Class action arbitration case hits US Supreme Court

Once again the US Supreme Court will wade into the contentious arena of class action arbitrations. In Stolt-Nielsen S.A. v. AnimalFeeds, 559 U.S. 662 (2010) [Decision] the Court held (5-3) that "a party may not be compelled under the FAA to submit to class arbitration unless there is a contractual basis for concluding that the party agreed to do so." [Emphasis in original.] The Court overturned an arbitration award that had allowed arbitration to proceed on a class basis. But Stolt-Nielsen was a pretty easy case because the parties stipulated that there was no agreement on the question of class arbitration.

On April 30 the US Supreme Court granted certiorari in Lamps Plus Inc. v. Varela (US S Ct cert granted 04/30/2018) [Briefs]. The official issue is: "Whether the Federal Arbitration Act forecloses a state-law interpretation of an arbitration agreement that would authorize class arbitration based solely on general language commonly used in arbitration agreements."

Varela was an employee who brought a class action suit claiming his employer Lamps Plus released his personal information in response to a phishing scam. Lamps Plus moved to compel bilateral arbitration pursuant to an arbitration agreement the parties had signed. The district court found that the agreement was a contract of adhesion and ambiguous as to class arbitration, construed the ambiguity against the drafter Lamps Plus, and compelled class-wide arbitration. The 9th Circuit affirmed (2-1) in an unpublished opinion. Varela v. Lamps Plus (08/03/2017) [PDF].

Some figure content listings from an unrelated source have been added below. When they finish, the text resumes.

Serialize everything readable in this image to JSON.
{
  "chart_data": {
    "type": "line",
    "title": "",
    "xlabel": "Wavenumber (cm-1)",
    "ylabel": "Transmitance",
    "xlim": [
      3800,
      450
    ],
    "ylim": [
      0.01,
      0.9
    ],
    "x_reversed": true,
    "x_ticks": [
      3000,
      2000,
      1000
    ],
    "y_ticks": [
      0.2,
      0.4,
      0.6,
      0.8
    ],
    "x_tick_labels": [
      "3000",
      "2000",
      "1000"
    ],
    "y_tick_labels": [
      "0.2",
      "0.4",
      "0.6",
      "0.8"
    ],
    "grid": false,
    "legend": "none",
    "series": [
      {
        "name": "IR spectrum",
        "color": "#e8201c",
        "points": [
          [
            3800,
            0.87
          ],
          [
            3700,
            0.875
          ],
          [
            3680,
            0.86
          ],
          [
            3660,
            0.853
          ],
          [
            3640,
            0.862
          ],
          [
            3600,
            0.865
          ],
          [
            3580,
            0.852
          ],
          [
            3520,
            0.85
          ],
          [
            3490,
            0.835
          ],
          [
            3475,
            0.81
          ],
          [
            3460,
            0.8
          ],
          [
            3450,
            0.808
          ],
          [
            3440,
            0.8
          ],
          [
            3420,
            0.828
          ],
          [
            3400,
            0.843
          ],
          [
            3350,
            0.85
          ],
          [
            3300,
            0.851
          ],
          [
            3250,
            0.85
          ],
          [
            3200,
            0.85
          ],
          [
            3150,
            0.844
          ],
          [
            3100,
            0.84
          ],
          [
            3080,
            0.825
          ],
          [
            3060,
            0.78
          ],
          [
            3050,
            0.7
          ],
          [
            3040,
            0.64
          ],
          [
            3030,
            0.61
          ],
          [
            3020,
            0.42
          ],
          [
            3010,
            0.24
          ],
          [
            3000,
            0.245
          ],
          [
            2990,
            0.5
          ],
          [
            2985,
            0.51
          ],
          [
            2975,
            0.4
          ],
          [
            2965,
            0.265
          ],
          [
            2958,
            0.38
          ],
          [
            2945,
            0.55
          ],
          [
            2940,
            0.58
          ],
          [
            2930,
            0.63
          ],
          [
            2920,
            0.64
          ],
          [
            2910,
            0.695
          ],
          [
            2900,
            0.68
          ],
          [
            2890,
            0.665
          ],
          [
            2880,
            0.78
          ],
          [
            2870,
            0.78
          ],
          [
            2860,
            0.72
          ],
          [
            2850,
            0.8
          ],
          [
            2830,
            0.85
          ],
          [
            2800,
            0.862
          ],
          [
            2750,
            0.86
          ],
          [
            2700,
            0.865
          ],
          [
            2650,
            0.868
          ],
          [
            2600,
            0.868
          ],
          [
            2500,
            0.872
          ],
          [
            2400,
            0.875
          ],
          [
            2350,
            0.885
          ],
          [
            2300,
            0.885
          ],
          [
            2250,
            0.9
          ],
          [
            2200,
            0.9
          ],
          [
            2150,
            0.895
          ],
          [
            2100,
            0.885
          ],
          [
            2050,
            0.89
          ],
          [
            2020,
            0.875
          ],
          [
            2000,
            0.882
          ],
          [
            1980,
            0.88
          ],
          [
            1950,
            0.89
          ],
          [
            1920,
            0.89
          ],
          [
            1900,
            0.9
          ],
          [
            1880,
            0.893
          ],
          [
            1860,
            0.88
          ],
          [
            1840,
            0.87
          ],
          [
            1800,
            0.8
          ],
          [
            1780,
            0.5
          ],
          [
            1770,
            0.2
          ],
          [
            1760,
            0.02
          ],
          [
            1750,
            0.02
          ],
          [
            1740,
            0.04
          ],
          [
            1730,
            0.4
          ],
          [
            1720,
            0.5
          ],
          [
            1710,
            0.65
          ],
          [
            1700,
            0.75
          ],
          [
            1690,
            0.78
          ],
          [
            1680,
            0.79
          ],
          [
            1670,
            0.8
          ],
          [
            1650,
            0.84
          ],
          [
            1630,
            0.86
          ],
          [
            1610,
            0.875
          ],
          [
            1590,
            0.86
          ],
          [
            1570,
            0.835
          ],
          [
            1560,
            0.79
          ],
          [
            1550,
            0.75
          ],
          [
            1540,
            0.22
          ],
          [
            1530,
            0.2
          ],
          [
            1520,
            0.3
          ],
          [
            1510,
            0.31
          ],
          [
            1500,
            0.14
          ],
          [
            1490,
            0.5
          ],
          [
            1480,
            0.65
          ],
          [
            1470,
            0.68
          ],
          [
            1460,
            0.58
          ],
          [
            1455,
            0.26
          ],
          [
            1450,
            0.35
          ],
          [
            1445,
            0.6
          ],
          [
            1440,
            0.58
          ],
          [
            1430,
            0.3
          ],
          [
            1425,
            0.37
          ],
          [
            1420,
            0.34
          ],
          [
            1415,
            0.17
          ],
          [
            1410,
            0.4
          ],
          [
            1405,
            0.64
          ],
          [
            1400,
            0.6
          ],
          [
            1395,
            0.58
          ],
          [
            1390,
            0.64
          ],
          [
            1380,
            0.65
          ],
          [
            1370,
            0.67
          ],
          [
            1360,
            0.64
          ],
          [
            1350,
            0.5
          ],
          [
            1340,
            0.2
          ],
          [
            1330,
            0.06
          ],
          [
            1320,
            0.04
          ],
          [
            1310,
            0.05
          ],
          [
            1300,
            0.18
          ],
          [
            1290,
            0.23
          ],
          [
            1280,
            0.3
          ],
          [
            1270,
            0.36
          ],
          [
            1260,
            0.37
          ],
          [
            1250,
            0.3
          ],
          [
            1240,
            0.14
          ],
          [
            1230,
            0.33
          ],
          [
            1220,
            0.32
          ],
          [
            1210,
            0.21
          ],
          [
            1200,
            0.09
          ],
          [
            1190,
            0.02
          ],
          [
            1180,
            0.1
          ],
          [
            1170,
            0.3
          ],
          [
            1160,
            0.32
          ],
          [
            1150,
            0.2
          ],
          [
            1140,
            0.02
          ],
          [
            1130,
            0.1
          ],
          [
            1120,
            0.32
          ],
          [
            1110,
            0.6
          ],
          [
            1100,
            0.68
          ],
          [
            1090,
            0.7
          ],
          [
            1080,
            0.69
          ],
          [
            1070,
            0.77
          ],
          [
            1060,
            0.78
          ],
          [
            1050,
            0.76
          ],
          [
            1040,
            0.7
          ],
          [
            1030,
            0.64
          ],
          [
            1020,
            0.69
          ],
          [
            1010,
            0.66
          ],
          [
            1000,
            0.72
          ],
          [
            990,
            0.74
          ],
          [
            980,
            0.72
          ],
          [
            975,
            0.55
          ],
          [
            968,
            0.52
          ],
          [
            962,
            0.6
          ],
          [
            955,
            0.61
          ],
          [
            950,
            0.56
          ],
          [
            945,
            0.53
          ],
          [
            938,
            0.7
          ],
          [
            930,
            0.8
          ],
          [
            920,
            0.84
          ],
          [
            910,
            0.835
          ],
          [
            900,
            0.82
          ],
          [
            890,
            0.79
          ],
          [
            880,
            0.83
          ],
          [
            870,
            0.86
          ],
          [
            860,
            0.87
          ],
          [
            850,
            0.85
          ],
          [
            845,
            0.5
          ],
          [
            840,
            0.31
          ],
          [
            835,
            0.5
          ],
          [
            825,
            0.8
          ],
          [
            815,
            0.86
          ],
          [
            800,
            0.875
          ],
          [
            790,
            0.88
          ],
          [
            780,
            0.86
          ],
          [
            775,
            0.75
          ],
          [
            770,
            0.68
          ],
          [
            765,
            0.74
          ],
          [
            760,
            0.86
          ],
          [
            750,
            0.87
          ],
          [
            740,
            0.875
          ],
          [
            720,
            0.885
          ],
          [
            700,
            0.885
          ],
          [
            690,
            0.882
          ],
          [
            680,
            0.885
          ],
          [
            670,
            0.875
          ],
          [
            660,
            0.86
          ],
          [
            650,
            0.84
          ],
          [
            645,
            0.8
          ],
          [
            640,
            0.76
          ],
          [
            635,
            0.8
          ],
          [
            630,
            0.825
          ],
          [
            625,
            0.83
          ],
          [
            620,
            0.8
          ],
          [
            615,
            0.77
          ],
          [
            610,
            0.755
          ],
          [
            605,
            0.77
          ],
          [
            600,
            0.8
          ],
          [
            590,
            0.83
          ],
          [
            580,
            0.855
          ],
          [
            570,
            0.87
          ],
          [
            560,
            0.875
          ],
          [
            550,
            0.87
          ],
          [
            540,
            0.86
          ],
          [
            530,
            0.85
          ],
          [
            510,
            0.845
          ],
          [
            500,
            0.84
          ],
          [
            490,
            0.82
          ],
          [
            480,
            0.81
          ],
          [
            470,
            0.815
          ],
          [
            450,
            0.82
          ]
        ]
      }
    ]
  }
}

The 9th Circuit distinguished Stolt-Nielsen by saying that the lack of any express reference to class arbitration is "not the 'silence' contemplated in Stolt-Nielsen." The court then applied state law to interpret the agreement, found an ambiguity, and resolved the ambiguity against Lamps Plus. The court actually used a lot of the language in the arbitration agreement (which Lamps Plus characterizes as "general language commonly used in arbitration agreements"). For example, the 9th Circuit pointed out that "The Agreement then specifies that arbitrable claims are those that 'would have been available to the parties by law,' which obviously include claims as part of a class proceeding."

Judge Fernandez dissented in two sentences: "I respectfully dissent because, as I see it, the Agreement was not ambiguous. We should not allow Varela to enlist us in this palpable evasion of Stolt-Nielsen S.A. v. AnimalFeeds Int’l Corp., 559 U.S. 662, 684–85, 130 S. Ct. 1758, 1775, 176 L. Ed. 2d 605 (2010)."

Expect this case to be set for oral argument in the Fall of 2018.